Он вытаращил на меня глаза. Выплюнул на пол окурок.

— Я уже не могу писать, — сказал он.

— А я только писать и могу, — сказал я.

— Ну, видишь, — отозвался он и сурово поглядел на меня.

— Не пойми меня превратно, Корнел. Я тоже не хвастаюсь, я всего лишь жалуюсь, как и ты. Дополни меня собой, как встарь. Прежде, когда я спал, ты бодрствовал, когда я плакал, ты смеялся. Помоги же мне и сейчас. Вспомни то, что я позабыл, и забудь про то, о чем я помню. А я тоже тебе помогу. Ведь и я чего-то стою. Все, что знаю, — твое. У меня есть домашний очаг, там все приспособлено для работы, он также и твой теперь.

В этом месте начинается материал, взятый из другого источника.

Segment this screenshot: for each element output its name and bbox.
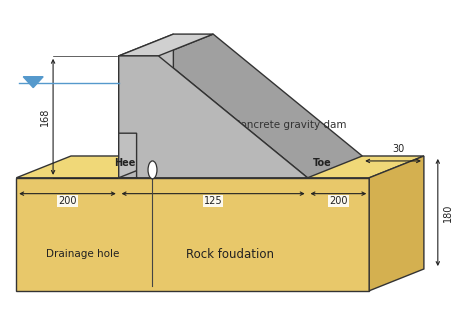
Polygon shape (118, 56, 308, 178)
Text: Heel: Heel (114, 158, 139, 168)
Polygon shape (118, 56, 308, 178)
Ellipse shape (148, 161, 157, 179)
Text: Concrete gravity dam: Concrete gravity dam (233, 120, 346, 130)
Text: 200: 200 (329, 196, 347, 206)
Text: 168: 168 (40, 108, 50, 126)
Polygon shape (118, 34, 213, 56)
Polygon shape (16, 178, 369, 291)
Text: Drainage Gallery: Drainage Gallery (163, 158, 246, 168)
Polygon shape (158, 34, 362, 178)
Text: Drainage hole: Drainage hole (46, 249, 119, 259)
Text: Rock foudation: Rock foudation (186, 248, 274, 261)
Polygon shape (23, 77, 43, 88)
Text: 180: 180 (443, 203, 453, 222)
Text: Toe: Toe (313, 158, 332, 168)
Text: 125: 125 (204, 196, 222, 206)
Polygon shape (16, 156, 424, 178)
Text: 30: 30 (392, 144, 404, 154)
Polygon shape (369, 156, 424, 291)
Polygon shape (118, 34, 173, 178)
Text: 200: 200 (58, 196, 77, 206)
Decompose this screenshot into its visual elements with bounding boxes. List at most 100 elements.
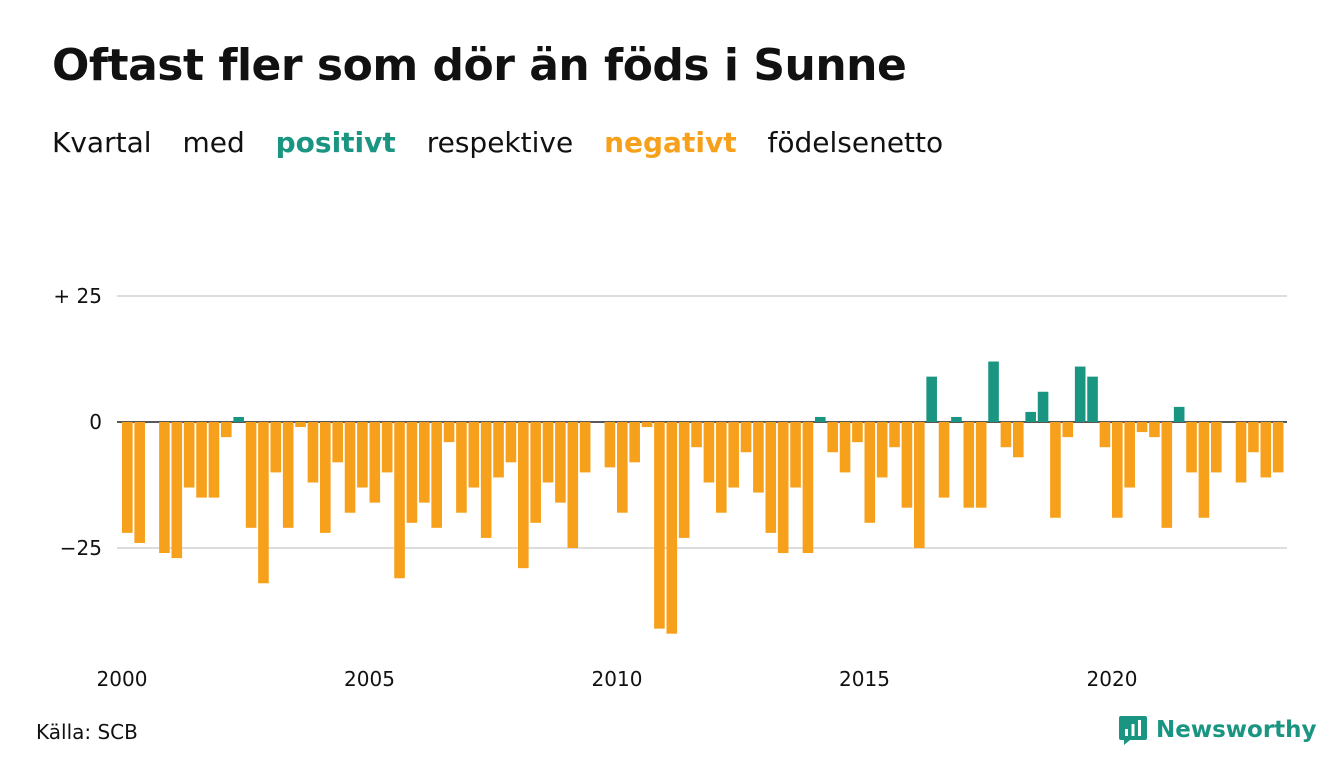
- bar: [1037, 391, 1049, 422]
- bar: [505, 422, 517, 463]
- bar: [864, 422, 876, 523]
- bar: [1050, 422, 1061, 518]
- bar: [394, 422, 405, 579]
- bar: [208, 422, 220, 498]
- legend-negative-label: negativt: [604, 126, 737, 159]
- bar: [419, 422, 430, 503]
- bar: [183, 422, 195, 488]
- source-note: Källa: SCB: [36, 720, 138, 744]
- x-tick-label: 2015: [839, 667, 890, 691]
- y-axis: + 25 0 −25: [53, 284, 102, 560]
- x-tick-label: 2005: [344, 667, 395, 691]
- bars: [122, 361, 1284, 634]
- bar: [1248, 422, 1259, 453]
- bar: [963, 422, 975, 508]
- brand-logo: Newsworthy: [1118, 714, 1317, 746]
- bar: [666, 422, 678, 634]
- bar: [654, 422, 665, 629]
- bar: [1260, 422, 1272, 478]
- bar: [171, 422, 183, 559]
- bar: [852, 422, 863, 443]
- subtitle-word: Kvartal: [52, 126, 152, 159]
- bar: [1062, 422, 1074, 438]
- bar: [951, 416, 962, 422]
- bar: [542, 422, 554, 483]
- bar: [431, 422, 442, 528]
- bar: [901, 422, 913, 508]
- subtitle-word: med: [182, 126, 245, 159]
- chart-subtitle: Kvartal med positivt respektive negativt…: [52, 126, 965, 159]
- x-tick-label: 2020: [1087, 667, 1138, 691]
- bar: [889, 422, 900, 448]
- x-axis: 2000 2005 2010 2015 2020: [97, 667, 1138, 691]
- bar: [357, 422, 368, 488]
- bar: [406, 422, 418, 523]
- bar: [332, 422, 343, 463]
- bar: [691, 422, 702, 448]
- bar: [678, 422, 690, 538]
- bar: [641, 422, 653, 428]
- bar: [926, 376, 937, 422]
- bar: [233, 416, 244, 422]
- bar: [827, 422, 838, 453]
- brand-name: Newsworthy: [1156, 717, 1317, 743]
- bar: [938, 422, 950, 498]
- bar: [122, 422, 133, 533]
- bar: [493, 422, 504, 478]
- bar: [1013, 422, 1024, 458]
- bar: [815, 416, 826, 422]
- bar: [369, 422, 381, 503]
- bar: [258, 422, 269, 584]
- subtitle-word: respektive: [426, 126, 574, 159]
- bar: [567, 422, 579, 548]
- bar: [1112, 422, 1123, 518]
- bar: [1235, 422, 1247, 483]
- y-tick-label: −25: [60, 536, 102, 560]
- bar: [468, 422, 480, 488]
- bar: [617, 422, 628, 513]
- bar: [876, 422, 888, 478]
- bar: [282, 422, 294, 528]
- bar: [839, 422, 851, 473]
- bar: [988, 361, 999, 422]
- bar: [914, 422, 925, 548]
- bar: [307, 422, 319, 483]
- bar: [1025, 411, 1036, 422]
- bar: [530, 422, 541, 523]
- bar: [480, 422, 492, 538]
- bar: [975, 422, 987, 508]
- bar: [555, 422, 566, 503]
- bar: [1074, 366, 1086, 422]
- bar: [716, 422, 727, 513]
- bar: [1186, 422, 1197, 473]
- subtitle-word: födelsenetto: [767, 126, 944, 159]
- bar: [629, 422, 640, 463]
- x-tick-label: 2010: [592, 667, 643, 691]
- bar: [1198, 422, 1210, 518]
- bar: [1149, 422, 1160, 438]
- bar: [765, 422, 777, 533]
- bar-chart: + 25 0 −25 2000 2005 2010 2015 2020: [53, 284, 1287, 691]
- y-tick-label: + 25: [53, 284, 102, 308]
- bar: [1161, 422, 1173, 528]
- legend-positive-label: positivt: [275, 126, 396, 159]
- bar: [579, 422, 591, 473]
- bar: [1087, 376, 1098, 422]
- bar: [1211, 422, 1222, 473]
- bar: [753, 422, 764, 493]
- bar: [320, 422, 331, 533]
- bar: [703, 422, 715, 483]
- bar: [456, 422, 467, 513]
- bar: [1173, 406, 1185, 422]
- bar: [728, 422, 739, 488]
- bar: [134, 422, 145, 543]
- y-tick-label: 0: [89, 410, 102, 434]
- bar: [1000, 422, 1012, 448]
- bar: [196, 422, 207, 498]
- bar: [381, 422, 393, 473]
- bar: [1136, 422, 1148, 433]
- bar-chart-speech-icon: [1119, 716, 1147, 745]
- bar: [443, 422, 455, 443]
- bar: [1099, 422, 1111, 448]
- bar: [344, 422, 356, 513]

Я усерден, пылок и верен. Я такой верный, что даже мысленно не способен обидеть человека, с которым хотя бы однажды перекинулся словом. Я такой верный, Корнел, что из-за моего славного старого пса ни разу не позволил себе погладить чужую собаку, я никогда не играю с ними, даже не гляжу в их сторону. Так же верен я и неодушевленным предметам — иногда, например, отодвигаю все мои пятнадцать великолепных вечных перьев, достаю старенькое, карябающее бумагу перо, писать которым мука мученическая, и кое-как царапаю им только затем, чтобы его ободрить, чтобы оно, бедное, не чувствовало, будто я им пренебрегаю. Я — сама верность. А ты рядом со мной будь — неверность, порханье, безответственность. Станем компаньонами. Чего стоит поэт без человека? И чего стоит человек без поэта? Будем авторами-компаньонами. Один человек слаб, чтобы поспевать и писать и жить. Все, кто посягал на это, рано или поздно терпели крах. Такое было под силу лишь Гёте, этому безмятежному, ясному духом бессмертному, — у меня при одной мысли о нем по спине бегут мурашки, ибо не бывало еще на земле человека более умного и устрашающего, это достославное олимпийское чудовище, по сравнению с которым и Мефистофель — невинный простофиля. Да, он оправдал и освободил Маргариту, которую земное правосудие швырнуло в темницу, он вознес в рай мать-детоубийцу, посадил ее среди архангелов, ученых богословов и заставил таинственные хоры возгласить ей в защиту вечную славу женственности и материнству. Однако несколько лет спустя, когда ему, советнику в Веймаре, довелось вершить суд над подобной же детоубийцей, сей воспевший Маргариту рыцарь, не моргнув глазом, подал голос за смертный приговор несчастной девице.